NMDA receptor-dependent LTP exhibits multiple properties, such as input specificity, associativity, cooperativity, and persistence. Input specificity means that once LTP is induced at one synapse, it does not spread to other synapses. Associativity refers to the phenomenon that when different pathways are stimulated simultaneously, both can induce LTP. Persistence refers to the fact that LTP can last from minutes to months, which distinguishes LTP from other forms of synaptic plasticity.

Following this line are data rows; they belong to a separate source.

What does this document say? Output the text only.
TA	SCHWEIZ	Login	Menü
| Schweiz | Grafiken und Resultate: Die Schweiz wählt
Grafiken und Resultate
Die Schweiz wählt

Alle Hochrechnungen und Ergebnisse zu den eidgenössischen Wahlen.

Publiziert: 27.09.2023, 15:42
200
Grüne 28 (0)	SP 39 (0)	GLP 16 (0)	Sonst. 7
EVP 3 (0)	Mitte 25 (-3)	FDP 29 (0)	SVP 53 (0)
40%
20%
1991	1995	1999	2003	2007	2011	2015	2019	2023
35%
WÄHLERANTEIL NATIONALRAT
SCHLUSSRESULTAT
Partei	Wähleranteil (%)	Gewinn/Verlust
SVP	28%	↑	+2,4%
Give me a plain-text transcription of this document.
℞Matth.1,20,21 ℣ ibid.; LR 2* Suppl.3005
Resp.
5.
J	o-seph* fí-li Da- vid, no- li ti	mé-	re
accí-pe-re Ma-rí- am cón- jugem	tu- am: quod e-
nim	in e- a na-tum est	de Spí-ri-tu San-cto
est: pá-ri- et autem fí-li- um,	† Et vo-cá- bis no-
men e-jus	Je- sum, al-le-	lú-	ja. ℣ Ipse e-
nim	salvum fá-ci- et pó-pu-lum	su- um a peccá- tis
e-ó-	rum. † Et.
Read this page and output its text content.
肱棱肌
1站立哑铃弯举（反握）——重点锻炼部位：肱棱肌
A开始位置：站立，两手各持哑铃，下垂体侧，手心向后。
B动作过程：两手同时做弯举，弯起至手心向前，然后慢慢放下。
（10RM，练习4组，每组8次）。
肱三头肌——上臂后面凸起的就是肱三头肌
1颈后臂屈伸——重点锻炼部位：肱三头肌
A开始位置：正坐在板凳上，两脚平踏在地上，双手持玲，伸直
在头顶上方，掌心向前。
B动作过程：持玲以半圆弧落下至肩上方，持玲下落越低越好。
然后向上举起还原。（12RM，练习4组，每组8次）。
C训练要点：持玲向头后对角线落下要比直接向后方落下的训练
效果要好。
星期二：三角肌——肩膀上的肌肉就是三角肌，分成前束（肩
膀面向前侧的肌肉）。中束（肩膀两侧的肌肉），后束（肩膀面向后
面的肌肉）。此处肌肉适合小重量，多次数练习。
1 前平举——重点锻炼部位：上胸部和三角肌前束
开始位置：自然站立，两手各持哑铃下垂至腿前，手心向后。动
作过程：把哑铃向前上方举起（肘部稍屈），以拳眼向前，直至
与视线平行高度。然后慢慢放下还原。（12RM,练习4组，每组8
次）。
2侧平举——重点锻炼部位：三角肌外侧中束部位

Early LTP (E-LTP) is independent of protein synthesis, whereas late LTP (L-LTP) requires both gene transcription and protein synthesis. The initiation of L-LTP involves multiple signaling pathways and requires a contingency of molecular events. The maintenance of L-LTP is associated with sustained protein synthesis, especially increased synthesis of the persistent kinase PKMζ, which is one of the key factors in the maintenance of long-term memory.
The retroactive signal hypothesis states that although the induction and expression of LTP occurs primarily in postsynaptic cells, some evidence suggests that it can also be expressed presynaptically. This process requires some kind of "retrospective messenger" to be transmitted from the postsynaptic cell to the presynaptic cell, which in turn leads to the expression part of the presynapse, such as the enhancement of the probability of neurotransmitter vesicle release.
Exploring the mechanism of long-term potentiation not only provides important clues for us to understand the nature of memory, but also inspires in-depth thinking about emotional and behavioral learning. When we look back on our own learning process, can we find the key to deepening our memory in LTP?